Pico 4 Ultra comes with Pico Motion Trackers, three games, and one month of VRChat Plus in ByteDance’s Black Friday deal.
Those three games are Blade & Sorcery: Nomad, Pistol Whip, and Synth Riders, and the deal ends after December 2.
Pico Motion Trackers, normally €90/£80, strap to your ankles to add leg tracking in supported titles, which includes Blade & Sorcery: Nomad and VRChat. They’re an accessory Meta says it won’t follow unless they turn out to be a massive success.
The deal is available everywhere Pico 4 Ultra is sold, which still doesn’t include North America.
For those in regions it is sold, ByteDance pitches Pico 4 Ultra as a higher-end alternative to Meta Quest 3, with 4GB more RAM and higher resolution passthrough, as well as faster charging and longer battery life.
In our hands-on impressions we found it to be a comfortable headset with passthrough that is better in some ways than Quest 3, but worse in others, that’s held back by lenses that are better than Quest 3S but worse than Quest 3.
On the content side though, ByteDance is focusing far less on VR gaming now than it did with Pico 4, having canceled a Beat Saber competitor, handed off its would-be exclusive Just Dance VR to Meta, and not announcing any major exclusive titles.

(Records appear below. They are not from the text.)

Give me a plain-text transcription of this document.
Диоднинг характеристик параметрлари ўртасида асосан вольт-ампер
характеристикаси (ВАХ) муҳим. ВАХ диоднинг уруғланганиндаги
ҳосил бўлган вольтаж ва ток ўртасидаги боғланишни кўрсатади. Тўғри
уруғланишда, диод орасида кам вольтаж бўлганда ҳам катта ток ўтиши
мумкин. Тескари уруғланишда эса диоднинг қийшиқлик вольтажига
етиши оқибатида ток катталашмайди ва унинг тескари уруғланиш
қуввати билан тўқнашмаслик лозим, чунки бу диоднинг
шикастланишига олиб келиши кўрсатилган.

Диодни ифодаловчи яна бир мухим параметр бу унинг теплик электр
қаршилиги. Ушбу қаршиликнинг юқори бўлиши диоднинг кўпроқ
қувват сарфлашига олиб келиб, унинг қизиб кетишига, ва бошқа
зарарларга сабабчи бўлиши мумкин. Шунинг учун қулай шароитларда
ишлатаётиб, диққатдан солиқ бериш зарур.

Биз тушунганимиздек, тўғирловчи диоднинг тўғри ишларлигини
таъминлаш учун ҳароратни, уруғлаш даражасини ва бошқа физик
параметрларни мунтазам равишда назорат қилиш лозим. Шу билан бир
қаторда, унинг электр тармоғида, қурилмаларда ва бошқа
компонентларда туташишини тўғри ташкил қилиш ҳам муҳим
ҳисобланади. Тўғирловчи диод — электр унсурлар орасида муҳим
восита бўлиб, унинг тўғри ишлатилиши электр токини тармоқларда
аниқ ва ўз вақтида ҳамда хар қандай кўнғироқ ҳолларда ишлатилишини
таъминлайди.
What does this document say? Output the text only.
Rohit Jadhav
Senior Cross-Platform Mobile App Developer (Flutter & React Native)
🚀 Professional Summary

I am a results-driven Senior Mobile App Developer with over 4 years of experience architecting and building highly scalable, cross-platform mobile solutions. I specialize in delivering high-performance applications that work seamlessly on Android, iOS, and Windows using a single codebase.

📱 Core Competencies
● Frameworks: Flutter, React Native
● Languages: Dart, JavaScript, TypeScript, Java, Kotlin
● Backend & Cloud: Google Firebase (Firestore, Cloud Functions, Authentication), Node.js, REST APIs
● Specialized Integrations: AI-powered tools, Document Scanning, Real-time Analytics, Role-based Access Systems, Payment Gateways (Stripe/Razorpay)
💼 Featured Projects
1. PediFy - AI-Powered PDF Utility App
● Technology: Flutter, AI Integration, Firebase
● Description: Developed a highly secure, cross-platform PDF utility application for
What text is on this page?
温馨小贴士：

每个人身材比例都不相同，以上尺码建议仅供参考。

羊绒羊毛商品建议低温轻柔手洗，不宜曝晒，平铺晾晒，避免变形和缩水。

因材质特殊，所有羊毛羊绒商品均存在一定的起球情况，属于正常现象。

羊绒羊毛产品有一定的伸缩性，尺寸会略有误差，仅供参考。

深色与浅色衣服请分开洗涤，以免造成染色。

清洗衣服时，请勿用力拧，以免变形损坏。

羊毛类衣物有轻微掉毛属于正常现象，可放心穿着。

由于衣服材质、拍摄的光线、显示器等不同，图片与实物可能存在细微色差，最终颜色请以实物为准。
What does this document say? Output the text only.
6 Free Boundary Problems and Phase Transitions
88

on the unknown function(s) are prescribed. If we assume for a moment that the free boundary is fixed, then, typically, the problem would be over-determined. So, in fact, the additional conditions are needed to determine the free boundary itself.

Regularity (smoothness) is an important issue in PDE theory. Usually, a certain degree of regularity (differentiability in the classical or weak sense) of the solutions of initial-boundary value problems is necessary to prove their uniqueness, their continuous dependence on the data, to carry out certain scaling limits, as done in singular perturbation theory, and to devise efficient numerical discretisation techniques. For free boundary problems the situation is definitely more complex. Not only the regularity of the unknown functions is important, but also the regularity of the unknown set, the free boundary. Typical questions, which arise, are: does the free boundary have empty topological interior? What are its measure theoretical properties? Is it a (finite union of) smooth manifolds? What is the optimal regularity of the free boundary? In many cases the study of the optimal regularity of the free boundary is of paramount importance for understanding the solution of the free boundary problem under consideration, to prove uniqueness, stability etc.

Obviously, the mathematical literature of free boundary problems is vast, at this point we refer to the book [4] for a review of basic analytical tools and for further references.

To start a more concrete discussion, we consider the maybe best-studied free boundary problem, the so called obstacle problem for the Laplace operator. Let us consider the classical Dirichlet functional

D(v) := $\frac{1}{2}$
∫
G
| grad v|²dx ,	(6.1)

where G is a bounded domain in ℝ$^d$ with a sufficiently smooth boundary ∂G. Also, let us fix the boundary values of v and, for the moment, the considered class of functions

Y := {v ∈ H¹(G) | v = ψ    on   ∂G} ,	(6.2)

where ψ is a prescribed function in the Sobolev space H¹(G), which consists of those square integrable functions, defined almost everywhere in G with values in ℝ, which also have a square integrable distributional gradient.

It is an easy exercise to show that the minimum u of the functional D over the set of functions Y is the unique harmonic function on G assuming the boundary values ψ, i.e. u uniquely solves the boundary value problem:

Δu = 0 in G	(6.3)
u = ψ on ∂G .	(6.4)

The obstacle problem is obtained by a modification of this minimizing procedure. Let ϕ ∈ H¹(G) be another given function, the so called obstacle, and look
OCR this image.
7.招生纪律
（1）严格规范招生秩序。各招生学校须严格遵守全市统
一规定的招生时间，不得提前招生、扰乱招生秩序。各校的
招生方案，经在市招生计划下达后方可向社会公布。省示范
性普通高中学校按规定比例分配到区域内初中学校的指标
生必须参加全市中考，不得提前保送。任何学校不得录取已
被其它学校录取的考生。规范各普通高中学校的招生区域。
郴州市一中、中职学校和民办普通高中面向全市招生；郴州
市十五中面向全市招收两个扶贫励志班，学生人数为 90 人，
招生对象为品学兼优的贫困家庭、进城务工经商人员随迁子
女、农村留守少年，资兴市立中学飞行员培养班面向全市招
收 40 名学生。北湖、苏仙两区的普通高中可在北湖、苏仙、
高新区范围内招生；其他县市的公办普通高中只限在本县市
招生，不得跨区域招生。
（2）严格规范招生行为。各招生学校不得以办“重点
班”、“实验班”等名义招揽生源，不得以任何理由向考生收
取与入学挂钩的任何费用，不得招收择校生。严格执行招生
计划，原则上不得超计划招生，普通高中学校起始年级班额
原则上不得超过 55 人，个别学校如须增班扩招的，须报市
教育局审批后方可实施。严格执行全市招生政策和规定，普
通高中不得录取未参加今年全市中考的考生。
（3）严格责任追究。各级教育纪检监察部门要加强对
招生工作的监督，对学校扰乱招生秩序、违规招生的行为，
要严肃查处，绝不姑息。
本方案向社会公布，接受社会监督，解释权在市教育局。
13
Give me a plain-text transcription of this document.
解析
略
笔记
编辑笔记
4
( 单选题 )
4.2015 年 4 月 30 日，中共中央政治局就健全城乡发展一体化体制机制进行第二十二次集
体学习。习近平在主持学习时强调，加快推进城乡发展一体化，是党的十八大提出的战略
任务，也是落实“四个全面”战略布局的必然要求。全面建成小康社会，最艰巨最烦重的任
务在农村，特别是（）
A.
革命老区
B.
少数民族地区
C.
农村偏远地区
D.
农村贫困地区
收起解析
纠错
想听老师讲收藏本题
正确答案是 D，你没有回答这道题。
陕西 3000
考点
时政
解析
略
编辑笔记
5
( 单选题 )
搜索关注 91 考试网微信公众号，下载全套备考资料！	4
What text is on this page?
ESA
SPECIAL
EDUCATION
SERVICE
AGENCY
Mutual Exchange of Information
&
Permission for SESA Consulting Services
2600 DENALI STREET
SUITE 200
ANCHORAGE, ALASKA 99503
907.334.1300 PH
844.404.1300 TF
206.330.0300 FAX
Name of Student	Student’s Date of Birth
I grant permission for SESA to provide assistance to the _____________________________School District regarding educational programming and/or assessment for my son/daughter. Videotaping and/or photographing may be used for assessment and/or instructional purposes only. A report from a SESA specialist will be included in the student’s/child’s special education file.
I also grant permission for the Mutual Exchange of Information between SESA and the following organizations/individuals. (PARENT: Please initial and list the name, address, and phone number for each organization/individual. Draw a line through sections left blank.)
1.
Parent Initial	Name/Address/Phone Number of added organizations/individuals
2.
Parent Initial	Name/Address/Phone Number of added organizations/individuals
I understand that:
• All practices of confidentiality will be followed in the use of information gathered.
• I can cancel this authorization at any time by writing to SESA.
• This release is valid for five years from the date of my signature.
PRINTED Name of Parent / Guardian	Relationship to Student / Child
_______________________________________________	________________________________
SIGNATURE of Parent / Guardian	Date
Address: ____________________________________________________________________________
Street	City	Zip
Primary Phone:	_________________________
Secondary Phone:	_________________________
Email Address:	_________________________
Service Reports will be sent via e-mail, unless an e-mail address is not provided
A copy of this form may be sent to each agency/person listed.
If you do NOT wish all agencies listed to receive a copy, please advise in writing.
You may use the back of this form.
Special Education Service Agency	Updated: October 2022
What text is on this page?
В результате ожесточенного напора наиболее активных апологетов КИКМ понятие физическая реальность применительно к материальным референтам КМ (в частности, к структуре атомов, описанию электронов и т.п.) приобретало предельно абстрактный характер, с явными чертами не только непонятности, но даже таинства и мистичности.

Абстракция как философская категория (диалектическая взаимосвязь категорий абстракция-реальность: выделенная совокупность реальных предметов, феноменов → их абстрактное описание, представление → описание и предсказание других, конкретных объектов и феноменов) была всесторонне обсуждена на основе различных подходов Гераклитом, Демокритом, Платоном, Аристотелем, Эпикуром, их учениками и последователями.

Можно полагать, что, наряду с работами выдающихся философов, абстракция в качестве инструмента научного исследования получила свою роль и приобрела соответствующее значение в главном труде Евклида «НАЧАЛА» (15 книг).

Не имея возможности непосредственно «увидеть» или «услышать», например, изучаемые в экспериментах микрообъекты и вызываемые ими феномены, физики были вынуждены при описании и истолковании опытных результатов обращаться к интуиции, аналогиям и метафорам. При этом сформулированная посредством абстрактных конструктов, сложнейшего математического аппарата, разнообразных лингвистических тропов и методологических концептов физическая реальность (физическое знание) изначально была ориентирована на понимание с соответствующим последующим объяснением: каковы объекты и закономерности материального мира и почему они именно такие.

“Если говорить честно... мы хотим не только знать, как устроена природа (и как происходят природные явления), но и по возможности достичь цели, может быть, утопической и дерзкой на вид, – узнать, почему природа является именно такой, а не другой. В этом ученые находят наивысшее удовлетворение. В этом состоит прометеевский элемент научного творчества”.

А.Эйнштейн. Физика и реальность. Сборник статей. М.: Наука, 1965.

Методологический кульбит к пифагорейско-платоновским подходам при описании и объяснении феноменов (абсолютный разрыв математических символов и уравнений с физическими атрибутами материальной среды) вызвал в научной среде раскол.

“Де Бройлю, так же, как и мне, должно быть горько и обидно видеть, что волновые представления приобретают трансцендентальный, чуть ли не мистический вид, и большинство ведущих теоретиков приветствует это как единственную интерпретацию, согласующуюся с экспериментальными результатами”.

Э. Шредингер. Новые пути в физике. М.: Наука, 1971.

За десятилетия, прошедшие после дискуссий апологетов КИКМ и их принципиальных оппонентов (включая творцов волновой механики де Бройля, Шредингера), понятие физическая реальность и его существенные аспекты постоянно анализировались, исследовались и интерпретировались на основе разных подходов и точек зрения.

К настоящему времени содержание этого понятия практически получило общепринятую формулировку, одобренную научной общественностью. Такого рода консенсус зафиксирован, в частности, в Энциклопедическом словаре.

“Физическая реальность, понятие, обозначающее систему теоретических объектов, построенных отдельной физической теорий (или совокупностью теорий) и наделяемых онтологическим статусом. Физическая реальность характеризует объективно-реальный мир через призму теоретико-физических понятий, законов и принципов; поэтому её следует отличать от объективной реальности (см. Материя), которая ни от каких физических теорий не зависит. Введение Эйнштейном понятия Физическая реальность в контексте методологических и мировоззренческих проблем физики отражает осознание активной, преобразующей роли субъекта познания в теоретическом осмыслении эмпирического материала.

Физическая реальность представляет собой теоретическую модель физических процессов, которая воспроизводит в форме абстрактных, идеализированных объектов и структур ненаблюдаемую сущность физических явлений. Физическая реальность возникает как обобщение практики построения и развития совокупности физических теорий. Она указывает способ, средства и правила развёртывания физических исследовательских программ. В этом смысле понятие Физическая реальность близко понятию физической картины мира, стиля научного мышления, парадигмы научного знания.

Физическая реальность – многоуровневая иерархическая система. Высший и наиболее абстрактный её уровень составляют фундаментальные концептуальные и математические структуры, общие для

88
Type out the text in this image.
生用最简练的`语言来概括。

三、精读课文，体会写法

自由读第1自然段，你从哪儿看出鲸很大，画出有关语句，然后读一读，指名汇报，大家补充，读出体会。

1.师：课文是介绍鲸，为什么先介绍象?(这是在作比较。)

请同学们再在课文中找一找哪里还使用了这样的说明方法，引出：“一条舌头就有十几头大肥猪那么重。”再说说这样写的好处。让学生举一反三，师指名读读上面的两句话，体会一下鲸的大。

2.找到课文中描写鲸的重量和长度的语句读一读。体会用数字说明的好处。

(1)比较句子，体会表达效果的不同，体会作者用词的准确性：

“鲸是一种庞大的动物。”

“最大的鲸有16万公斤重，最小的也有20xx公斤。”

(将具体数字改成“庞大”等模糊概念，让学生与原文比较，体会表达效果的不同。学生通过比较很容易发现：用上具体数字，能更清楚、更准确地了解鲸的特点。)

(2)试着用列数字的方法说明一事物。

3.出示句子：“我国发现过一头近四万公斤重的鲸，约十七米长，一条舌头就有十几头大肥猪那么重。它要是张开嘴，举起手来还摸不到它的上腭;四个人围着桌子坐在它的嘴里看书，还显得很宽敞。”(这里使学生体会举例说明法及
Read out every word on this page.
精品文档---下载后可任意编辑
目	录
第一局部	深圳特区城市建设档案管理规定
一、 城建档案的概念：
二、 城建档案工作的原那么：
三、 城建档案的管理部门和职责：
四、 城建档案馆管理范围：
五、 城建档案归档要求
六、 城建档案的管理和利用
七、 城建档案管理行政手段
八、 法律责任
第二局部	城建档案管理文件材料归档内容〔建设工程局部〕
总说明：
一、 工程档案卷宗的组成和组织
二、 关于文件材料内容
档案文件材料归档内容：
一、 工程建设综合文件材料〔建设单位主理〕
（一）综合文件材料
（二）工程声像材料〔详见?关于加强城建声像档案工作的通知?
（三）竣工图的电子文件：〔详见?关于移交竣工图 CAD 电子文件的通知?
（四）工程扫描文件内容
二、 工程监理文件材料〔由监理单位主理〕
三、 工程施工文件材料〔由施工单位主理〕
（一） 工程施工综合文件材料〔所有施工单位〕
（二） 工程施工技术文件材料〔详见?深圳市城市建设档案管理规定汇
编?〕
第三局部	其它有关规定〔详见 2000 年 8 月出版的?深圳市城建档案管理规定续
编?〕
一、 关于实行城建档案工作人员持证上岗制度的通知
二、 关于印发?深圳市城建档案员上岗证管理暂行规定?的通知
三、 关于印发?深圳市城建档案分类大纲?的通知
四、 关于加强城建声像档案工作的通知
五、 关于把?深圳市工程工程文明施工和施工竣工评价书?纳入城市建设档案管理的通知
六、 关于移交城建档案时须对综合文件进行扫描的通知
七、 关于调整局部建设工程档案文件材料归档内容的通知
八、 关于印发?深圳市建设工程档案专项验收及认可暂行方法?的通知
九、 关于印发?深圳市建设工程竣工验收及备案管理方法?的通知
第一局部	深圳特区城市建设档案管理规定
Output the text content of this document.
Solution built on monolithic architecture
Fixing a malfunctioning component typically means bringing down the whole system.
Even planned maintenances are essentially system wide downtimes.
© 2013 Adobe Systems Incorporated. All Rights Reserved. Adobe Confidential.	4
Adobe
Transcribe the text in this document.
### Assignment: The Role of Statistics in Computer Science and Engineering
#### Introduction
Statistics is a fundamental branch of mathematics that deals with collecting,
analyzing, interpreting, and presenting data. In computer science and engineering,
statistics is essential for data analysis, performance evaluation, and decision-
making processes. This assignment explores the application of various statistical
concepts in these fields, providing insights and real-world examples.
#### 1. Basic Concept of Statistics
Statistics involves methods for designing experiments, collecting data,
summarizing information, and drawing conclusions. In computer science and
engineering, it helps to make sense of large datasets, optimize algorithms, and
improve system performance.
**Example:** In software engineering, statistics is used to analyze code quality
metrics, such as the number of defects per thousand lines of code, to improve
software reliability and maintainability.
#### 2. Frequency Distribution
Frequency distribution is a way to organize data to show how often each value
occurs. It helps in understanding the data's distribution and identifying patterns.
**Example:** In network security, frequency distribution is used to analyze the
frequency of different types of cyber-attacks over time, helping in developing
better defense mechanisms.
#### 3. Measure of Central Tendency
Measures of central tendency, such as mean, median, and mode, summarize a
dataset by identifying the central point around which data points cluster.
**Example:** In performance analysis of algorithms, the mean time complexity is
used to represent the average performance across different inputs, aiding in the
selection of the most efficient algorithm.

You’ll find a decent percentage of Quest games on the Pico Store, sure, but what you won’t find is just as notable. ByteDance’s new focus appears to be making Pico OS a competitive spatial computing platform, and it’s reportedly working on an Apple Vision Pro competitor.
Still, this Black Friday deal offers great value for those already considering Pico 4 Ultra, and the leg tracking provided by Pico Motion Trackers is something you simply won’t find on Meta’s standalone platform.